I'll skip over many of the "wonderful" highlights of my life except for the fact that I was sexually abused as well.....I am also recently divorced and a single mom of two wonderful girls.  I have gone back to graduate school to become a teacher.  However, as of 3 days ago, I just flunked my 3rd class.  And not because I couldn't handle the material.  Whatever I handed in got A's.  The problem was handing it in.  I have cried, started for 8-10 hours at a shot at my computer (when the girls were with there dad) and simply could not muster up the energy to do it.  Weepy, no self-confidence, and on and on.  I saw my therapist (who prescribes as she is an APRN) and asked her what was so incredibly wrong with me.  She switched me from Zoloft to Cymbalta (30 mg) and I just started 2 nights ago. (I am also on Lamictal and Trazadone.)  I was so scared and didn't want to take it.  But the very next morning I woke up feeling a lot better and today I couldn't be stopped.  I feel slightly racey, and a little nauseous (sp??) but I feel like I just swallowed a happy pill.  I pray to God that this isn't too good to be true.  Also, I'm not cold...I get hot very quickly.  As I was on an SSRI before manybe this is why it is working so quickly.  It's just the 2nd half of this drug that must be making the difference.
 
I know different drugs effect each of us differently.  But please don't give up..give it a chance.  For the first time in at least ten years I feel like maybe there is hope.  If I keep feeling like this I can hopefully pick myself up, get passing grades again and get through my program.
 
I apologize for the length of this, but until three days ago, I had no hope and was so tired of trying.  I know I'll have bad days again too, but it's been so nice to have 2 good ones. 
 
I'll keep you in my thoughts.  Please just hang in there!!
 
Cass

Post Edited (CassandraLee) : 7/4/2007 8:46:01 PM (GMT-6)


CBTgirl
Regular Member


Date Joined Jun 2007
Total Posts : 149
   Posted 7/6/2007 2:54 PM (GMT -7)   
Being a CBT fan I have to concur about the tea forms etc. You really can retrain your brain and begin to feel so much better. I have read both Sam Obitz and David Burn's books and they are both excellent CBT resources.

denali
Regular Member


Date Joined Jun 2007
Total Posts : 28
   Posted 7/7/2007 5:37 PM (GMT -7)   
Hi Fussketeer, I've been on Cymbalta for maybe a year or so, had previously tried just about every other SSRI out there.

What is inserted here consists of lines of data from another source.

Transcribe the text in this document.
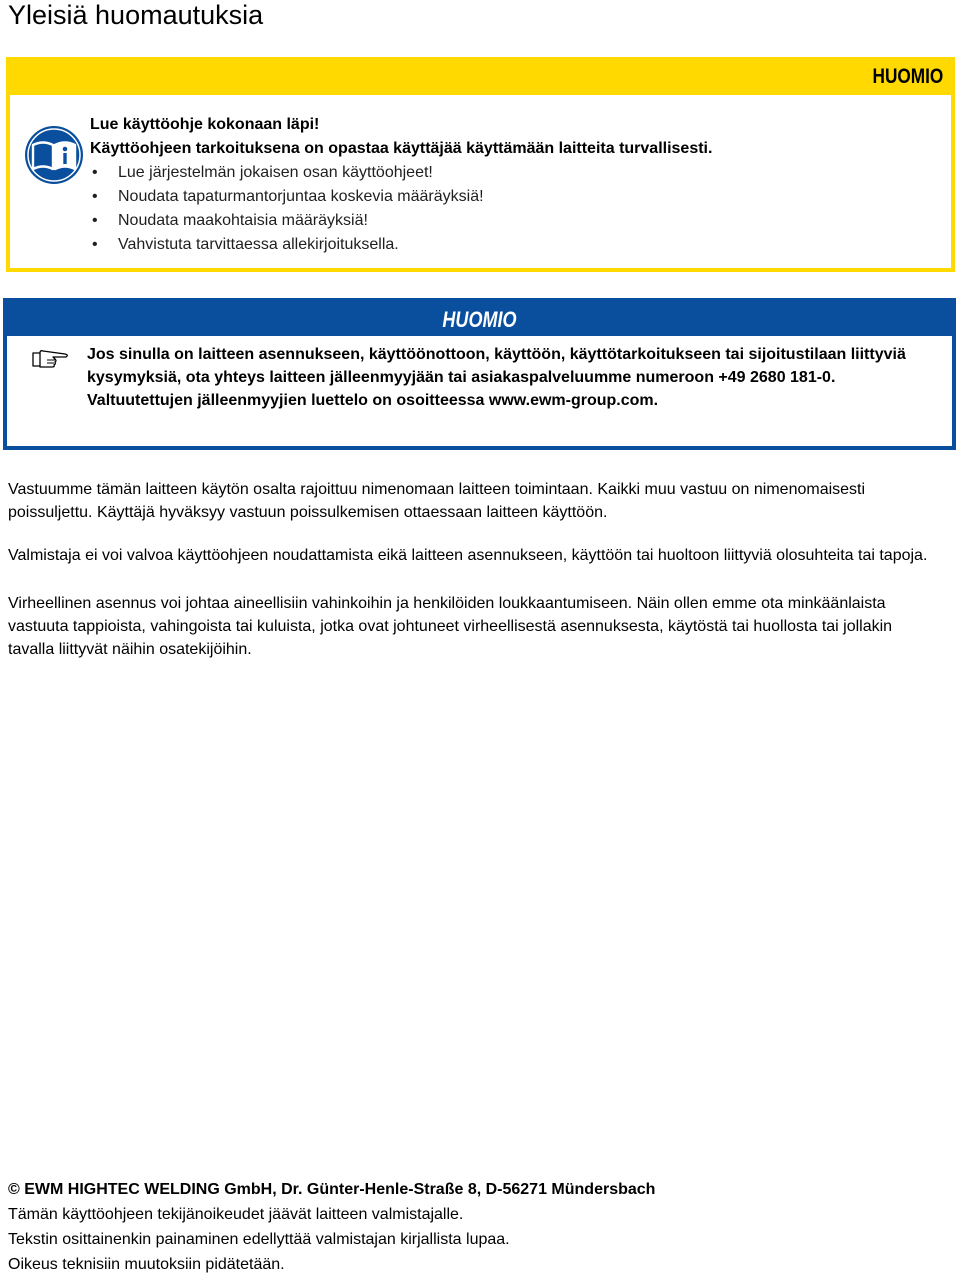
Yleisiä huomautuksia
HUOMIO
Lue käyttöohje kokonaan läpi!
Käyttöohjeen tarkoituksena on opastaa käyttäjää käyttämään laitteita turvallisesti.
• Lue järjestelmän jokaisen osan käyttöohjeet!
• Noudata tapaturmantorjuntaa koskevia määräyksiä!
• Noudata maakohtaisia määräyksiä!
• Vahvistuta tarvittaessa allekirjoituksella.
HUOMIO
Jos sinulla on laitteen asennukseen, käyttöönottoon, käyttöön, käyttötarkoitukseen tai sijoitustilaan liittyviä kysymyksiä, ota yhteys laitteen jälleenmyyjään tai asiakaspalveluumme numeroon +49 2680 181-0.
Valtuutettujen jälleenmyyjien luettelo on osoitteessa www.ewm-group.com.

Vastuumme tämän laitteen käytön osalta rajoittuu nimenomaan laitteen toimintaan. Kaikki muu vastuu on nimenomaisesti poissuljettu. Käyttäjä hyväksyy vastuun poissulkemisen ottaessaan laitteen käyttöön.

Valmistaja ei voi valvoa käyttöohjeen noudattamista eikä laitteen asennukseen, käyttöön tai huoltoon liittyviä olosuhteita tai tapoja.

Virheellinen asennus voi johtaa aineellisiin vahinkoihin ja henkilöiden loukkaantumiseen. Näin ollen emme ota minkäänlaista vastuuta tappioista, vahingoista tai kuluista, jotka ovat johtuneet virheellisestä asennuksesta, käytöstä tai huollosta tai jollakin tavalla liittyvät näihin osatekijöihin.

© EWM HIGHTEC WELDING GmbH, Dr. Günter-Henle-Straße 8, D-56271 Mündersbach
Tämän käyttöohjeen tekijänoikeudet jäävät laitteen valmistajalle.
Tekstin osittainenkin painaminen edellyttää valmistajan kirjallista lupaa.
Oikeus teknisiin muutoksiin pidätetään.
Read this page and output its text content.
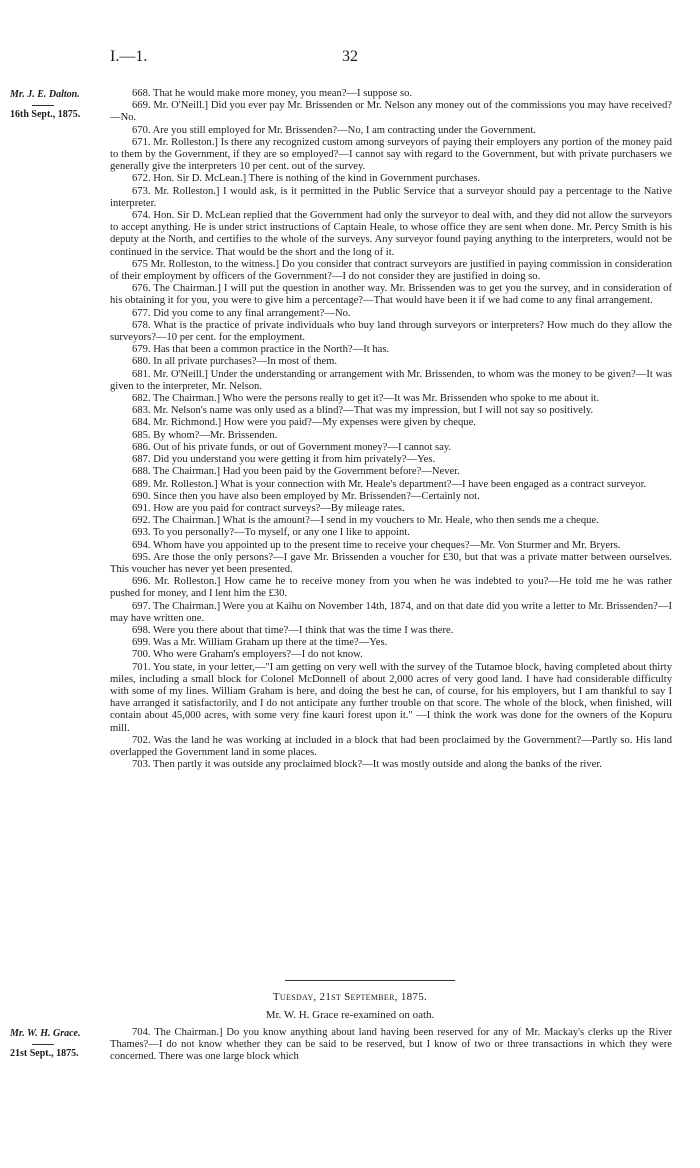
I.—1.	32
Mr. J. E. Dalton.
16th Sept., 1875.

668. That he would make more money, you mean?—I suppose so.

669. Mr. O'Neill.] Did you ever pay Mr. Brissenden or Mr. Nelson any money out of the commissions you may have received?—No.

670. Are you still employed for Mr. Brissenden?—No, I am contracting under the Government.

671. Mr. Rolleston.] Is there any recognized custom among surveyors of paying their employers any portion of the money paid to them by the Government, if they are so employed?—I cannot say with regard to the Government, but with private purchasers we generally give the interpreters 10 per cent. out of the survey.

672. Hon. Sir D. McLean.] There is nothing of the kind in Government purchases.

673. Mr. Rolleston.] I would ask, is it permitted in the Public Service that a surveyor should pay a percentage to the Native interpreter.

674. Hon. Sir D. McLean replied that the Government had only the surveyor to deal with, and they did not allow the surveyors to accept anything. He is under strict instructions of Captain Heale, to whose office they are sent when done. Mr. Percy Smith is his deputy at the North, and certifies to the whole of the surveys. Any surveyor found paying anything to the interpreters, would not be continued in the service. That would be the short and the long of it.

675 Mr. Rolleston, to the witness.] Do you consider that contract surveyors are justified in paying commission in consideration of their employment by officers of the Government?—I do not consider they are justified in doing so.

676. The Chairman.] I will put the question in another way. Mr. Brissenden was to get you the survey, and in consideration of his obtaining it for you, you were to give him a percentage?—That would have been it if we had come to any final arrangement.

677. Did you come to any final arrangement?—No.

678. What is the practice of private individuals who buy land through surveyors or interpreters? How much do they allow the surveyors?—10 per cent. for the employment.

679. Has that been a common practice in the North?—It has.

680. In all private purchases?—In most of them.

681. Mr. O'Neill.] Under the understanding or arrangement with Mr. Brissenden, to whom was the money to be given?—It was given to the interpreter, Mr. Nelson.

682. The Chairman.] Who were the persons really to get it?—It was Mr. Brissenden who spoke to me about it.

683. Mr. Nelson's name was only used as a blind?—That was my impression, but I will not say so positively.

684. Mr. Richmond.] How were you paid?—My expenses were given by cheque.

685. By whom?—Mr. Brissenden.

686. Out of his private funds, or out of Government money?—I cannot say.

687. Did you understand you were getting it from him privately?—Yes.

688. The Chairman.] Had you been paid by the Government before?—Never.

689. Mr. Rolleston.] What is your connection with Mr. Heale's department?—I have been engaged as a contract surveyor.

690. Since then you have also been employed by Mr. Brissenden?—Certainly not.

691. How are you paid for contract surveys?—By mileage rates.

692. The Chairman.] What is the amount?—I send in my vouchers to Mr. Heale, who then sends me a cheque.

693. To you personally?—To myself, or any one I like to appoint.

694. Whom have you appointed up to the present time to receive your cheques?—Mr. Von Sturmer and Mr. Bryers.

695. Are those the only persons?—I gave Mr. Brissenden a voucher for £30, but that was a private matter between ourselves. This voucher has never yet been presented.

696. Mr. Rolleston.] How came he to receive money from you when he was indebted to you?—He told me he was rather pushed for money, and I lent him the £30.

697. The Chairman.] Were you at Kaihu on November 14th, 1874, and on that date did you write a letter to Mr. Brissenden?—I may have written one.

698. Were you there about that time?—I think that was the time I was there.

699. Was a Mr. William Graham up there at the time?—Yes.

700. Who were Graham's employers?—I do not know.

701. You state, in your letter,—"I am getting on very well with the survey of the Tutamoe block, having completed about thirty miles, including a small block for Colonel McDonnell of about 2,000 acres of very good land. I have had considerable difficulty with some of my lines. William Graham is here, and doing the best he can, of course, for his employers, but I am thankful to say I have arranged it satisfactorily, and I do not anticipate any further trouble on that score. The whole of the block, when finished, will contain about 45,000 acres, with some very fine kauri forest upon it." —I think the work was done for the owners of the Kopuru mill.

702. Was the land he was working at included in a block that had been proclaimed by the Government?—Partly so. His land overlapped the Government land in some places.

703. Then partly it was outside any proclaimed block?—It was mostly outside and along the banks of the river.

Tuesday, 21st September, 1875.
Mr. W. H. Grace re-examined on oath.
Mr. W. H. Grace.
21st Sept., 1875.

704. The Chairman.] Do you know anything about land having been reserved for any of Mr. Mackay's clerks up the River Thames?—I do not know whether they can be said to be reserved, but I know of two or three transactions in which they were concerned. There was one large block which
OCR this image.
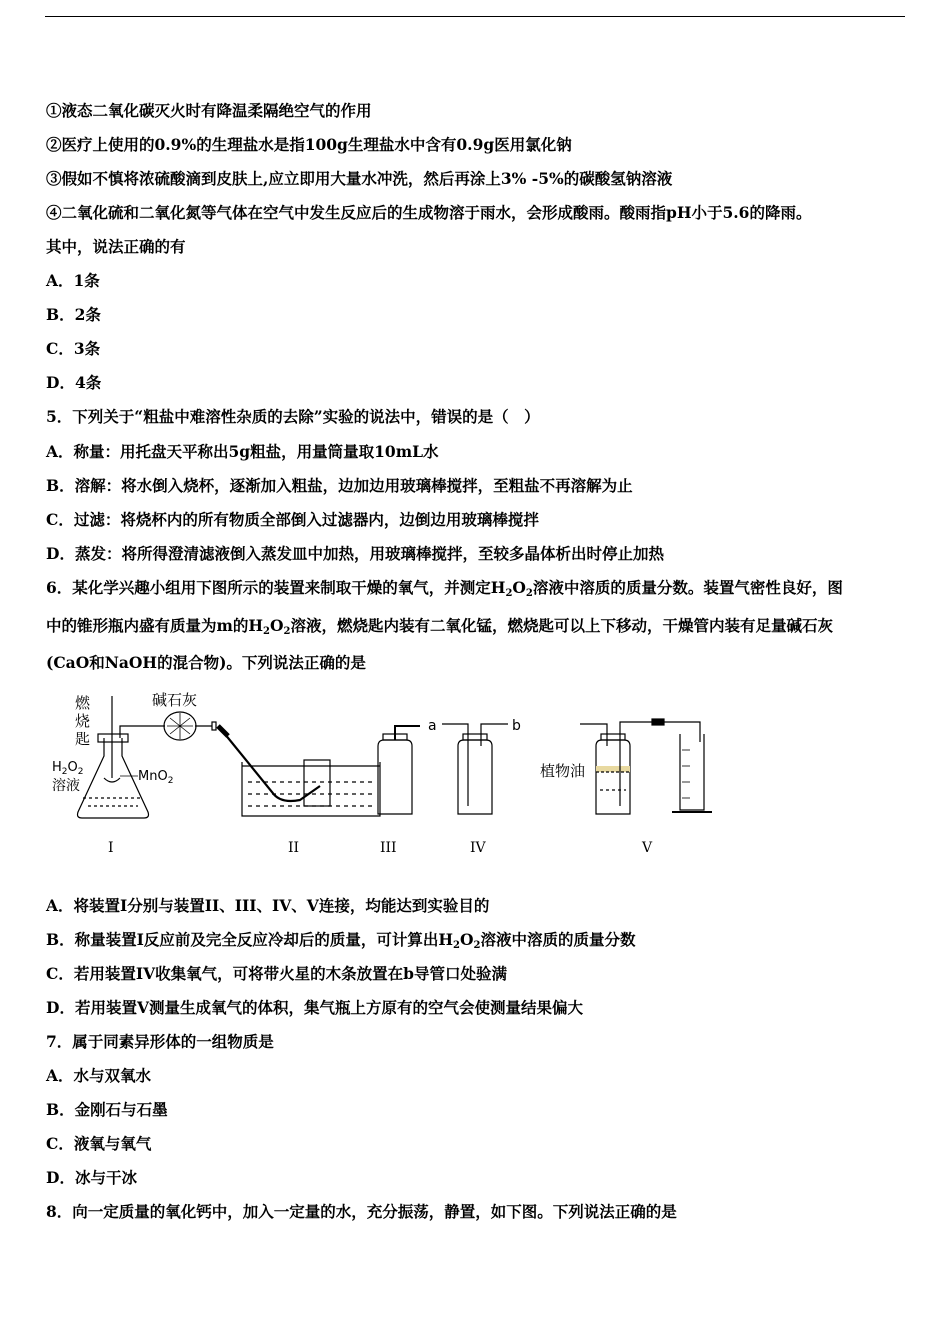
①液态二氧化碳灭火时有降温柔隔绝空气的作用
②医疗上使用的0.9%的生理盐水是指100g生理盐水中含有0.9g医用氯化钠
③假如不慎将浓硫酸滴到皮肤上,应立即用大量水冲洗，然后再涂上3% -5%的碳酸氢钠溶液
④二氧化硫和二氧化氮等气体在空气中发生反应后的生成物溶于雨水，会形成酸雨。酸雨指pH小于5.6的降雨。
其中，说法正确的有
A．1条
B．2条
C．3条
D．4条
5．下列关于“粗盐中难溶性杂质的去除”实验的说法中，错误的是（　）
A．称量：用托盘天平称出5g粗盐，用量筒量取10mL水
B．溶解：将水倒入烧杯，逐渐加入粗盐，边加边用玻璃棒搅拌，至粗盐不再溶解为止
C．过滤：将烧杯内的所有物质全部倒入过滤器内，边倒边用玻璃棒搅拌
D．蒸发：将所得澄清滤液倒入蒸发皿中加热，用玻璃棒搅拌，至较多晶体析出时停止加热
6．某化学兴趣小组用下图所示的装置来制取干燥的氧气，并测定$H_2O_2$溶液中溶质的质量分数。装置气密性良好，图
中的锥形瓶内盛有质量为m的$H_2O_2$溶液，燃烧匙内装有二氧化锰，燃烧匙可以上下移动，干燥管内装有足量碱石灰
(CaO和NaOH的混合物)。下列说法正确的是
燃
烧
匙
碱石灰
$H_2O_2$
溶液
MnO$_2$
a	b
植物油
I	II	III	IV	V
A．将装置I分别与装置II、III、IV、V连接，均能达到实验目的
B．称量装置I反应前及完全反应冷却后的质量，可计算出$H_2O_2$溶液中溶质的质量分数
C．若用装置IV收集氧气，可将带火星的木条放置在b导管口处验满
D．若用装置V测量生成氧气的体积，集气瓶上方原有的空气会使测量结果偏大
7．属于同素异形体的一组物质是
A．水与双氧水
B．金刚石与石墨
C．液氧与氧气
D．冰与干冰
8．向一定质量的氧化钙中，加入一定量的水，充分振荡，静置，如下图。下列说法正确的是
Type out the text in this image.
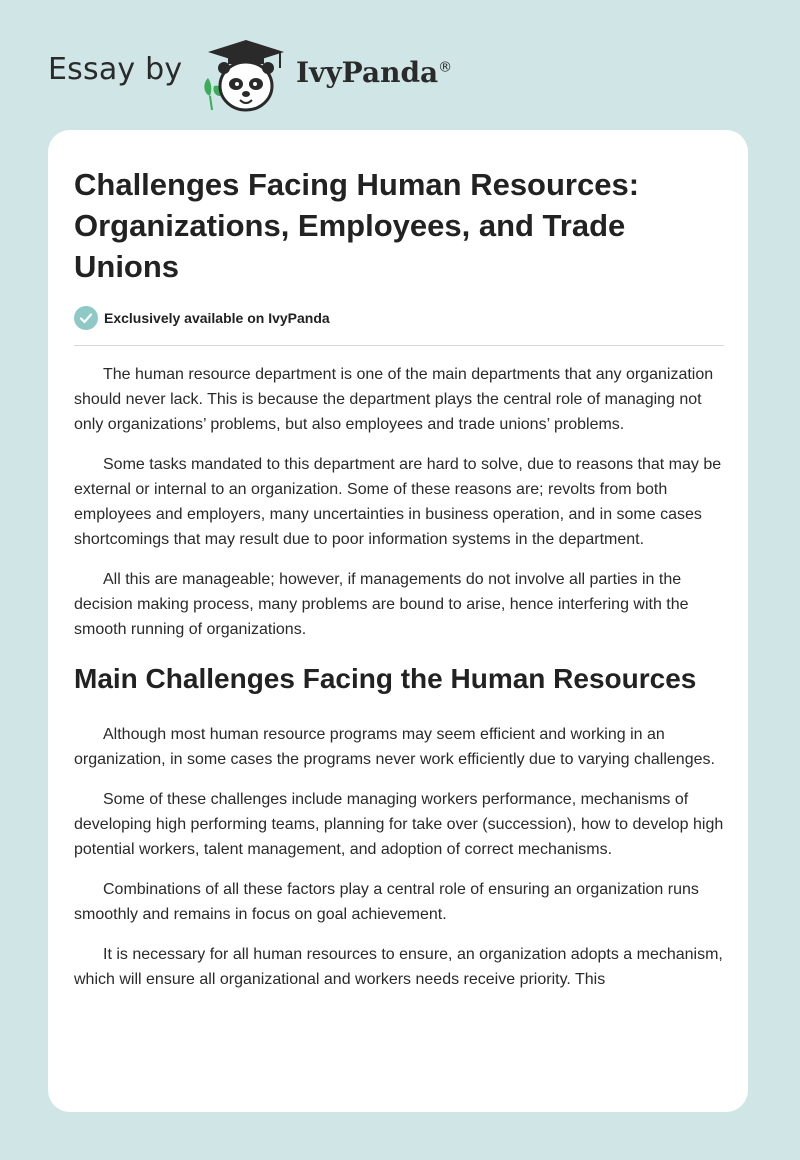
Essay by	IvyPanda®
Challenges Facing Human Resources: Organizations, Employees, and Trade Unions
Exclusively available on IvyPanda

The human resource department is one of the main departments that any organization should never lack. This is because the department plays the central role of managing not only organizations’ problems, but also employees and trade unions’ problems.

Some tasks mandated to this department are hard to solve, due to reasons that may be external or internal to an organization. Some of these reasons are; revolts from both employees and employers, many uncertainties in business operation, and in some cases shortcomings that may result due to poor information systems in the department.

All this are manageable; however, if managements do not involve all parties in the decision making process, many problems are bound to arise, hence interfering with the smooth running of organizations.

Main Challenges Facing the Human Resources

Although most human resource programs may seem efficient and working in an organization, in some cases the programs never work efficiently due to varying challenges.

Some of these challenges include managing workers performance, mechanisms of developing high performing teams, planning for take over (succession), how to develop high potential workers, talent management, and adoption of correct mechanisms.

Combinations of all these factors play a central role of ensuring an organization runs smoothly and remains in focus on goal achievement.

It is necessary for all human resources to ensure, an organization adopts a mechanism, which will ensure all organizational and workers needs receive priority. This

I have fibromyalgia, chronic pain, which it is suppossed to help, although I have not noticed any change there, But, I think it is the best anti-depressant I've been on. I've noticed being warmer than usual, so I really think that your reaction is one of those things of each person reacting differently. It's definitely worth continuing with the Cymbalta, at least if you can stand the side effects. At least until it has a chance to take effect, up to six weeks or so. Definitely, if you get freaked out, let your provider know, but otherwise give it a chance.
DX Fibromyalgia 1995/Chronic myofascial pain
Cervical Fusion Surgery 2004
gerd/restless legs/generalized anxiety/Clinical depression/bi-polar II (Recent DX)
Cymbalta/Roseram/Klonipin/Abilify/Provigil/Methadone/Vicodan
 
Keep Calm and Carry On.


CBTgirl
Regular Member


Date Joined Jun 2007
Total Posts : 149
   Posted 7/12/2007 1:25 PM (GMT -7)   
I just thought I'd add that many people have an easier time learning CBT while they are on meds and then when you are ready to go off meds you will already have coping skills you will need to help you cope.